To believe the next election will result in anything other than a Tory victory, you have to believe the following three things. First, that there will be no further organic decline in Labour support. And to do so flies in the face of historic precedent. This week, the Telegraph’s James Kirkup produced an informative graph that showed with only one exception, in every election since 1992 Labour has ended up with worst support on polling day than at the 100 day from the election mark. In 1997 it dropped 13 points. In 1992, 8 points. In 2001, 7 points. In 2005 ,3 points. The exception was 2010, where Gordon Brown managed to claw back a single point.
The second thing you have to believe is that there will be no “Prime Minister Miliband” factor. That when it comes to the moment of decision, and undecided pens waver over ballot boxes, the prospect of Ed Miliband actually taking up residence in No 10. Downing Street will have no influence. Again, that requires quite a mental leap.
To put things in context, based on Ipsos Mori’s polling of opposition leader’s approval ratings, just before the 1983 election Michael Foot had an approval rating of -39. In 1987 Neil Kinnock was -30. In 1992 he was -7. In 1997 Blair was +22. In 2001 Hague was -29. In 2005 Howard was -10. And in 2010 Cameron was +3. Since 1979 no opposition leader who has had a negative approval rating has gone on to become Prime Minister. Ed Miliband’s current approval rating stands at -35.
The third thing you have to believe is that between now and polling day there will be no further transfer of votes from Ukip to the Conservatives, or from Labour to the Lib Dems. I personally thought we would only see the Tories edging into the lead when Ukip switchers began to return to the Tory fold, and that we would not see that happening until relatively close to polling day.

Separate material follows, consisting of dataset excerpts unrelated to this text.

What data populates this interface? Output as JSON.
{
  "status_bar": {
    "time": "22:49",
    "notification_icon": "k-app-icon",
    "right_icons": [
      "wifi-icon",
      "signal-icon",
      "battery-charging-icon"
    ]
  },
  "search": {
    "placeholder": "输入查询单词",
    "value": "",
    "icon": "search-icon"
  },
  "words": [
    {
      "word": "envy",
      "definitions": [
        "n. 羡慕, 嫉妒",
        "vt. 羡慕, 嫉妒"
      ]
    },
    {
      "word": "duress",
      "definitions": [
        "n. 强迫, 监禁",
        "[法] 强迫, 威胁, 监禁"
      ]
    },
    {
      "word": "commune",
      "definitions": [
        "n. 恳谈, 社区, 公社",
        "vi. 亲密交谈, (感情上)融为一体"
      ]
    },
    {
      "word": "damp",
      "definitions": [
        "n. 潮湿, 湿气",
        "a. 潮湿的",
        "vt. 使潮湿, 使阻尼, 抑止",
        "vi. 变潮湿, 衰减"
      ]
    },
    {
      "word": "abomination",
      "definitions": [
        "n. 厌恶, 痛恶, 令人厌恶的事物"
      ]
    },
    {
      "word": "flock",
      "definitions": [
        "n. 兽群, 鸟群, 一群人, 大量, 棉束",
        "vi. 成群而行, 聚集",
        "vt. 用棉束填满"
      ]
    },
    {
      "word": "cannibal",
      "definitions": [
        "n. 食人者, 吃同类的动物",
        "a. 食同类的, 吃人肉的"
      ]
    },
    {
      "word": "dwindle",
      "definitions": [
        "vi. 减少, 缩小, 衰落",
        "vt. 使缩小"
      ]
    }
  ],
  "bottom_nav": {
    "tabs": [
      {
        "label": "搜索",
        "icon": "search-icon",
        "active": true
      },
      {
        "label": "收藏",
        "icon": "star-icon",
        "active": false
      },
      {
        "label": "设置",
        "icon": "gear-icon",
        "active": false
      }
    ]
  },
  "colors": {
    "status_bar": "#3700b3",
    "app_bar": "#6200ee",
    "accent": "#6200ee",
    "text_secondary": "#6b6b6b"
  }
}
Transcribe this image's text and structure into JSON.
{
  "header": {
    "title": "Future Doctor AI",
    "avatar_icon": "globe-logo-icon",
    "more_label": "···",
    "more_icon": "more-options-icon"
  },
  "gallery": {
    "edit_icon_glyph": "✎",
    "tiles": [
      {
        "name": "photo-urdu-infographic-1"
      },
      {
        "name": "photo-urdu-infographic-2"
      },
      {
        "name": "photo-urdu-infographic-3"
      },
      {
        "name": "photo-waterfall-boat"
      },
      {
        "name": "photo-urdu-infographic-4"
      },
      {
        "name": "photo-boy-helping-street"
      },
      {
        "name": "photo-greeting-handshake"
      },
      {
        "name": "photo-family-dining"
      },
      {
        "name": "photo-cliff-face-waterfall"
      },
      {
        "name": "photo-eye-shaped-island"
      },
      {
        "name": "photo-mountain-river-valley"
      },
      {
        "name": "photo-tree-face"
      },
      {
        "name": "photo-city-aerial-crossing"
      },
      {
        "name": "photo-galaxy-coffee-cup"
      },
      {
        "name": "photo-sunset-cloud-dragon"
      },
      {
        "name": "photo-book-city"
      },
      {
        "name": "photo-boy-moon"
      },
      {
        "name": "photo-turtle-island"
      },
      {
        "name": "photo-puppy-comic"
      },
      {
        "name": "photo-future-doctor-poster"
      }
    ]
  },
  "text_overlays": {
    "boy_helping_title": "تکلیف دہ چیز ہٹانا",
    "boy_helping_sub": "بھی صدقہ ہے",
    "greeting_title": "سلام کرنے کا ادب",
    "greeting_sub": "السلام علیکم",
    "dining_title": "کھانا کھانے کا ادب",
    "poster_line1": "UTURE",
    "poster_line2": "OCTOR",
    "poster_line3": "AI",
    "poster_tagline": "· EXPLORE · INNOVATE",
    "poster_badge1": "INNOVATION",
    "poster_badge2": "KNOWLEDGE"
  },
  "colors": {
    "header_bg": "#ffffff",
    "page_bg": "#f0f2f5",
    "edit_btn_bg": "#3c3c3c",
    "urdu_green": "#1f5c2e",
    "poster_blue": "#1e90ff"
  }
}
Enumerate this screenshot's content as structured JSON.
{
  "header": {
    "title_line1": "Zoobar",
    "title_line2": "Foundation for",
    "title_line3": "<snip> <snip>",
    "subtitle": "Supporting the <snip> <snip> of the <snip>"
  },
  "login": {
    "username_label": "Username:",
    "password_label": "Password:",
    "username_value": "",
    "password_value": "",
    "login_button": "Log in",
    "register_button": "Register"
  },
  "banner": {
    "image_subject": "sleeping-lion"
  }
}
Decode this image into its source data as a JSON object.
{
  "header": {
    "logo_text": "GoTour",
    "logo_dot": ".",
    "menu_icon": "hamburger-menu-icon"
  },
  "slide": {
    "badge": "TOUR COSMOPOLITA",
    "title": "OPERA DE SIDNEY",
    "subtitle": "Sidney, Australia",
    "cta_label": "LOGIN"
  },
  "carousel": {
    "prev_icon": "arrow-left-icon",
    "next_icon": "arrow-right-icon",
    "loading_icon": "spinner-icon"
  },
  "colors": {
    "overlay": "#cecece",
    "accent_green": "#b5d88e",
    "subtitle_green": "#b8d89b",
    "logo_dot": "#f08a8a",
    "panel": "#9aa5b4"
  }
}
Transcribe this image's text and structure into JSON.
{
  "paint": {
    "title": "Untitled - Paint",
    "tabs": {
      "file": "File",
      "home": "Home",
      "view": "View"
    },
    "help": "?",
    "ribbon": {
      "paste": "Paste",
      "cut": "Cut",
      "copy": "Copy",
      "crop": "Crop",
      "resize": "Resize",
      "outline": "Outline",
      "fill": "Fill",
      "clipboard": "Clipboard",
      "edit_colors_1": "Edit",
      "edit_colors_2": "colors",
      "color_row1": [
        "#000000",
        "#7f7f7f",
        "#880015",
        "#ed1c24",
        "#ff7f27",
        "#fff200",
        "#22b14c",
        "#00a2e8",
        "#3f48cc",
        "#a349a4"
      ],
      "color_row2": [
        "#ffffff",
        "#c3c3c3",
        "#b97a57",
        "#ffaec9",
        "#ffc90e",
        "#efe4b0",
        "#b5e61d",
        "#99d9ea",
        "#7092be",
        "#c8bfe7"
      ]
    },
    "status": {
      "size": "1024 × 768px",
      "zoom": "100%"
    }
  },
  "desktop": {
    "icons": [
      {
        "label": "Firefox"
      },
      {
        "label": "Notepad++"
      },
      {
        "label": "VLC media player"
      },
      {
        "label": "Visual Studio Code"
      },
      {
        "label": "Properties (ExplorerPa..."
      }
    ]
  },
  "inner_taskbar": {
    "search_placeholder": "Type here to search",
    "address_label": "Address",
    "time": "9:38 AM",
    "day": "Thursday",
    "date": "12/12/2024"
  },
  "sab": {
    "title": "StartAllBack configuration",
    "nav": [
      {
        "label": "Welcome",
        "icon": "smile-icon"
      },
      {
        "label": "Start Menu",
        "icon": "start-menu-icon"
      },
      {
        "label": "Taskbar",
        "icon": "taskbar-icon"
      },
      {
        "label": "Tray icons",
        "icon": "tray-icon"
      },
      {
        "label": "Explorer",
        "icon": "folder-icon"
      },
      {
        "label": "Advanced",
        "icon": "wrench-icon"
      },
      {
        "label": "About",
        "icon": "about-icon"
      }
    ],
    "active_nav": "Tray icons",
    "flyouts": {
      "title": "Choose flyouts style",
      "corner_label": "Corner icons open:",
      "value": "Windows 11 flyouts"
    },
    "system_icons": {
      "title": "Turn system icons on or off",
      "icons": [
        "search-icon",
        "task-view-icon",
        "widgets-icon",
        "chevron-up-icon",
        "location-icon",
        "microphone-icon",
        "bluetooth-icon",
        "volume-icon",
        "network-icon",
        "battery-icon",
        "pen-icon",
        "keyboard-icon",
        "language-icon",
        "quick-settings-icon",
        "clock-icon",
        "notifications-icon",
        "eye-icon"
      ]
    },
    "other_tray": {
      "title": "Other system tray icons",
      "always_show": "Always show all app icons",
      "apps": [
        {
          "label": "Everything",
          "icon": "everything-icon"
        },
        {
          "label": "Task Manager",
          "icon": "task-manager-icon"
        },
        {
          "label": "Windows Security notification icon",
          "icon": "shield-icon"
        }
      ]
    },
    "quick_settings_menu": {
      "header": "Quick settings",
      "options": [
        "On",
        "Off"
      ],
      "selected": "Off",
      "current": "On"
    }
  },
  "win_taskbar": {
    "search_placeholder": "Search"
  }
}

But in fact, the Tories have moved ahead before we’ve even seen any significant decline in Ukip’s poll share.
This week Ukip have been polling in the range 14% - 16%. Ukip will not poll at that level – or anything like that level – come polling day. And the broad rule of thumb is that the Tories reclaim Ukip voters by a ratio of around 2:1 over Labour. Meanwhile, the Lib Dems currently remain marooned on 8%. It is inconceivable that they will not see at least a marginal recovery from that position. And whatever support they do recoup will come primarily at Labour’s expense.
The problem is the “too close to call” narrative is simply too seductive. It stirs the blood, tightens the sinews. “Which way could it go?! Who knows?! Can Labour hang on? Will Cameron sneak past? Can the Lib Dems save themselves? Will the People’s Army storm the Westminster battlements? What about the Green surge? And the Tartan surge?”.
But step back, and what do we see? We see – sorry to use a proscribed phrase – politics more or less as usual. A government takes some unpopular decisions, experiences a mid-term slump, it then loosens the purse strings as polling day approaches, its support recovers, the opposition runs out of steam, the voters shrug and say “better the devil we know”.
We’ve seen it before. And we’re seeing it now. Believe the next election is on an knife edge if you want. But it’s not.